李泰沒有直接翻臉,而是繼續微笑說道,我覺得你是個人物結果你不是,給你機會你不中用啊!
既然想要抱殘守缺,那也就沒有繼續談論下去的必要,於是李泰便抬手示意仆員入前收拾自己案上的餐食,並且吩咐道:“明早去鴻賓樓請宗令入府,我要請問他於歲時之外對荊襄人物可有獨到見解。”
找人做事又不是談戀愛,既然不合適那就不需要再繼續膩歪,趁著仆員收拾餐桌的空當,李泰也從席中站起身來,向著劉廣德微笑頷首便待離席退出。

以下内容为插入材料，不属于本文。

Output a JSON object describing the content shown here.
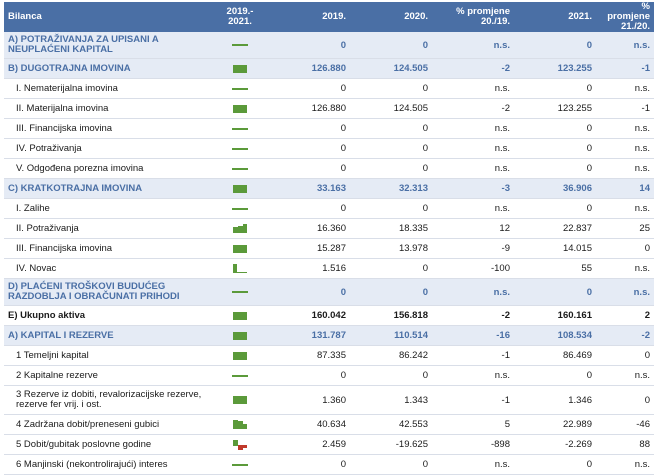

劉廣德卻是沒想到李大將軍翻臉這麼快,一言不合便要中斷談話,眼見李泰已經起身離席,他腦海中頓時也是思緒萬千、焦慮無比,終究還是按捺不住,忙不迭開口說道:“大將軍暫請留步,請容我……”
李泰卻並沒有停下來的意思,隻是走到門口處之後才對劉廣德笑語道:“掌兵之人最重時機,入亥則眠、時刻催我。劉郎若仍未儘興,便且留此,稍後便有府員來陪。”
說完這話後,他便徑直離開了此間客堂,隻留下一臉錯愕與懊悔的劉廣德。
一直等到李泰的身影消失在客堂門口好一會兒,劉廣德臉色變幻不定,幾次都想拔腿而走,但兩腿卻如墜鉛一般挪移不動,腦海中思慮翻騰,最終頹坐在席。
又過了一會兒,才有總管府屬官入此,對頹坐席中的劉廣德抱拳笑語道:“卑職奉命侍宴貴客,請問足下意欲繼續留此還是轉去彆堂”
“不、不用了,懇請貴屬暫借筆墨,容某留書一封致於李大將軍,然後便當告辭。”
就這麼一會兒的時間,劉廣德便在懊惱焦灼的心情煎熬下變得語調沙啞,向著這名屬官澀聲說道。
那屬官聞言後便著令仆員送來筆墨文具,眼見劉廣德伏案作書,他便也坐在另一側席案旁相陪。
劉廣德初時運筆還算流暢,可漸漸就變得緩慢下來。他自知因其有欠擔當和誠意,已經給李大將軍留下了不好的印象,錯過了之前麵授機宜的好時機,如今若再辭不達意、不能挽回先前的過失,那麼沔北的大門可能就此便要向他關閉。
凡事關心則亂,在這樣巨大的心理壓力之下,劉廣德變得越發患得患失,對這封能夠決定他前程命運的信也越發的斟字酌句,推敲用詞用字的時間也越來越久。
原本他是說寫完一封信便要告辭離開,但就在其斟酌推敲之中時間悄然流逝。原本那府員以為是一個比較輕鬆的任務,送走這客人便能下班收工了,可漸漸便發現不尋常了,這人執筆之手越發僵硬,甚至大半個時辰都寫不了一個字。
他也不知此人所書究竟是何機要,不敢發聲催促,於是便也隻能苦著臉陪坐一旁,隻是看著燭火將儘時吩咐仆員續上蠟燭,不知不覺竟伏案沉睡起來。
李泰清早起床用餐之後,便直往前府去處理公務,待到案事處理一番後稍作歇息,便又到了會客的時間。派人相召的宗懍已經在總管府前廳等候了一會兒,他一邊著員將人請入,一邊轉去客堂等候,行入此間庭院後,才被告知劉廣德從昨夜到現在仍然沒有離開,隻是伏案作書。
聽到這話李泰自是有些好奇,便又邁步走向那處廳堂,入眼便見到這劉廣德神情蒼白憔悴的僵坐席中,眼神渙散且呆滯,便輕喚一聲道:“劉郎可有不妥”
“仆前應對有錯,以致大將軍失望而走。懇請大將軍寬懷宥恕,垂恩複使,仆一定精誠用事、不負所用!”
再次聽到李大將軍的聲音,劉廣德本來呆滯的神情頓時變得驚動起來,推案作拜,顫聲說道。